Date de publication du RFC : Juin 2014
Auteur(s) du RFC : P. Wouters (Red Hat), H. Tschofenig, J. Gilmore, S. Weiler (SPARTA), T. Kivinen (AuthenTec)
Chemin des normes
Réalisé dans le cadre du groupe de travail IETF tls
Première rédaction de cet article le 1 juillet 2014


Le système de sécurité TLS, normalisé dans le RFC 5246 est souvent confondu avec la norme de certificats X.509. On lit souvent des choses comme « le serveur TLS envoie alors un certificat X.509 au client », voire, pire, on appelle ces certificats « certificats TLS » (ou, encore plus inexact, « certificats SSL »). Dans la réalité, les deux systèmes, TLS et X.509, sont indépendants. X.509 peut servir à autre chose qu'à TLS (et c'est pourquoi parler de « certificats SSL » est une grosse erreur), et TLS peut utiliser d'autres techniques d'authentification que X.509. Une de ces techniques était déjà spécifiée dans le RFC 6091, l'utilisation de clés PGP. Une autre vient d'être normalisée dans ce RFC, l'utilisation de « clés brutes » (raw keys), sans certificat autour. Comme une clé seule ne peut pas être authentifiée, ces clés brutes n'ont de sens que combinées avec un mécanisme d'authentification externe, comme DANE.

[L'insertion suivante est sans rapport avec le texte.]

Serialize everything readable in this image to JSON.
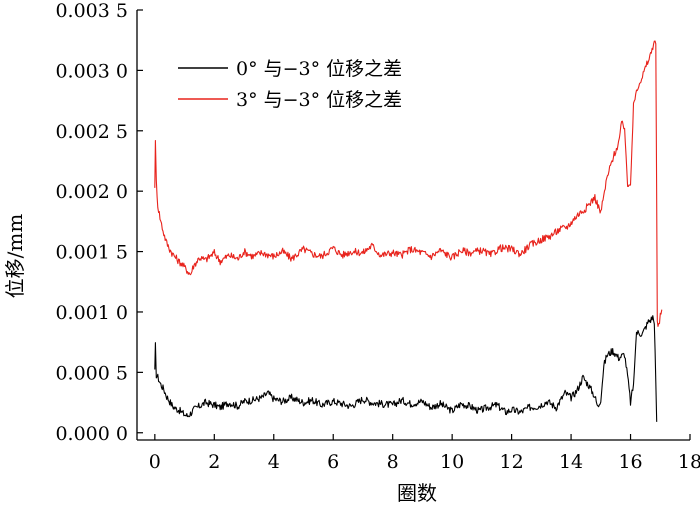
{
  "chart_data": {
    "type": "line",
    "title": "",
    "xlabel": "圈数",
    "ylabel": "位移/mm",
    "xlim": [
      -0.6,
      18
    ],
    "ylim": [
      -6e-05,
      0.0035
    ],
    "x_ticks": [
      0,
      2,
      4,
      6,
      8,
      10,
      12,
      14,
      16,
      18
    ],
    "x_tick_labels": [
      "0",
      "2",
      "4",
      "6",
      "8",
      "10",
      "12",
      "14",
      "16",
      "18"
    ],
    "y_ticks": [
      0.0,
      0.0005,
      0.001,
      0.0015,
      0.002,
      0.0025,
      0.003,
      0.0035
    ],
    "y_tick_labels": [
      "0.000 0",
      "0.000 5",
      "0.001 0",
      "0.001 5",
      "0.002 0",
      "0.002 5",
      "0.003 0",
      "0.003 5"
    ],
    "grid": false,
    "legend_position": "top-left",
    "series": [
      {
        "name": "0° 与−3° 位移之差",
        "color": "#000000",
        "x": [
          0.0,
          0.02,
          0.05,
          0.1,
          0.2,
          0.3,
          0.4,
          0.5,
          0.6,
          0.7,
          0.8,
          0.9,
          1.0,
          1.1,
          1.2,
          1.3,
          1.5,
          1.7,
          2.0,
          2.2,
          2.5,
          2.8,
          3.0,
          3.3,
          3.6,
          3.8,
          4.0,
          4.3,
          4.6,
          5.0,
          5.3,
          5.6,
          6.0,
          6.3,
          6.6,
          7.0,
          7.3,
          7.6,
          8.0,
          8.3,
          8.6,
          9.0,
          9.3,
          9.6,
          10.0,
          10.3,
          10.6,
          10.9,
          11.2,
          11.5,
          11.8,
          12.0,
          12.3,
          12.6,
          12.9,
          13.2,
          13.5,
          13.8,
          14.0,
          14.2,
          14.4,
          14.6,
          14.8,
          14.9,
          15.0,
          15.1,
          15.2,
          15.4,
          15.6,
          15.8,
          15.9,
          16.0,
          16.1,
          16.2,
          16.4,
          16.5,
          16.6,
          16.7,
          16.75,
          16.8,
          16.85,
          16.88
        ],
        "y": [
          0.0005,
          0.00072,
          0.00048,
          0.00046,
          0.0004,
          0.00036,
          0.0003,
          0.00026,
          0.00022,
          0.0002,
          0.00019,
          0.00017,
          0.00015,
          0.00014,
          0.00016,
          0.00019,
          0.00022,
          0.00025,
          0.00023,
          0.00021,
          0.00025,
          0.00022,
          0.00026,
          0.00027,
          0.00029,
          0.00033,
          0.00028,
          0.00026,
          0.00029,
          0.00025,
          0.00027,
          0.00023,
          0.00026,
          0.00024,
          0.00022,
          0.00028,
          0.00025,
          0.00024,
          0.00023,
          0.00027,
          0.00024,
          0.00026,
          0.00021,
          0.00024,
          0.00018,
          0.00024,
          0.00022,
          0.00018,
          0.00021,
          0.00023,
          0.00017,
          0.00019,
          0.00017,
          0.00021,
          0.00022,
          0.00026,
          0.00021,
          0.00033,
          0.00029,
          0.00035,
          0.00046,
          0.00039,
          0.0003,
          0.00021,
          0.00028,
          0.00055,
          0.00064,
          0.00068,
          0.00062,
          0.00065,
          0.00047,
          0.00025,
          0.0004,
          0.00083,
          0.00082,
          0.00087,
          0.00092,
          0.00094,
          0.00096,
          0.0009,
          0.00045,
          9e-05
        ]
      },
      {
        "name": "3° 与−3° 位移之差",
        "color": "#e8231c",
        "x": [
          0.0,
          0.02,
          0.05,
          0.1,
          0.2,
          0.3,
          0.4,
          0.5,
          0.6,
          0.7,
          0.8,
          0.9,
          1.0,
          1.1,
          1.2,
          1.3,
          1.5,
          1.7,
          2.0,
          2.2,
          2.5,
          2.8,
          3.0,
          3.3,
          3.6,
          4.0,
          4.3,
          4.6,
          5.0,
          5.3,
          5.6,
          6.0,
          6.3,
          6.6,
          7.0,
          7.3,
          7.6,
          8.0,
          8.3,
          8.6,
          9.0,
          9.3,
          9.6,
          10.0,
          10.3,
          10.6,
          11.0,
          11.3,
          11.6,
          12.0,
          12.3,
          12.6,
          13.0,
          13.3,
          13.6,
          13.9,
          14.2,
          14.5,
          14.8,
          15.0,
          15.2,
          15.4,
          15.6,
          15.7,
          15.8,
          15.9,
          16.0,
          16.1,
          16.2,
          16.3,
          16.4,
          16.5,
          16.6,
          16.7,
          16.8,
          16.85,
          16.9,
          16.95,
          17.0,
          17.05
        ],
        "y": [
          0.00205,
          0.0024,
          0.00208,
          0.00188,
          0.00175,
          0.00165,
          0.00157,
          0.00152,
          0.00148,
          0.00145,
          0.00142,
          0.0014,
          0.00137,
          0.00134,
          0.00131,
          0.00138,
          0.00145,
          0.00143,
          0.00149,
          0.00142,
          0.00147,
          0.00144,
          0.0015,
          0.00146,
          0.00149,
          0.00146,
          0.0015,
          0.00144,
          0.00152,
          0.00148,
          0.00146,
          0.00153,
          0.00147,
          0.0015,
          0.00149,
          0.00155,
          0.00147,
          0.00149,
          0.00147,
          0.00152,
          0.00149,
          0.00146,
          0.00151,
          0.00145,
          0.00151,
          0.00149,
          0.00151,
          0.00147,
          0.00153,
          0.00152,
          0.00148,
          0.00155,
          0.0016,
          0.00163,
          0.00168,
          0.00171,
          0.0018,
          0.00186,
          0.00195,
          0.00182,
          0.0021,
          0.00227,
          0.0024,
          0.00256,
          0.00252,
          0.00206,
          0.00205,
          0.0027,
          0.00284,
          0.0029,
          0.00295,
          0.00302,
          0.00308,
          0.00315,
          0.00325,
          0.00322,
          0.0009,
          0.00088,
          0.00096,
          0.00102
        ]
      }
    ]
  }
}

Rappelons en effet qu'un certificat, c'est une clé publique (champ SubjectPublicKeyInfo dans X.509) plus un certain nombre de métadonnées (comme la date d'expiration) et une signature par une autorité qui certifie la clé. Pour la session TLS, la seule partie indispensable est la clé (dans un certificat « auto-signé », seule la clé a un sens, le reste du certificat ne pouvant pas être vérifié). Mais, en pratique, le chiffrement sans l'authentification est limité : il ne protège que contre un attaquant purement passif. Dès que l'attaquant est actif (pensons par exemple à un hotspot Wifi tentant... mais tenu par l'attaquant), il peut rediriger le client TLS vers un serveur intermédiaire qui va faire croire au client qu'il est le vrai serveur, avant de retransmettre vers le serveur authentique. Pour contrer cette attaque de l'homme du milieu, on authentifie le serveur. Sur l'Internet, la méthode la plus courante est l'utilisation de certificats X.509, ou plus précisement de leur profil PKIX (RFC 5280). Cette méthode est d'une fiabilité très douteuse : des centaines d'organisations dans le monde peuvent émettre un faux certificat pour gmail.com et il ne peut donc pas y avoir de confiance rationnelle dans ce système (cf. « New Tricks for Defeating SSL in Practice »).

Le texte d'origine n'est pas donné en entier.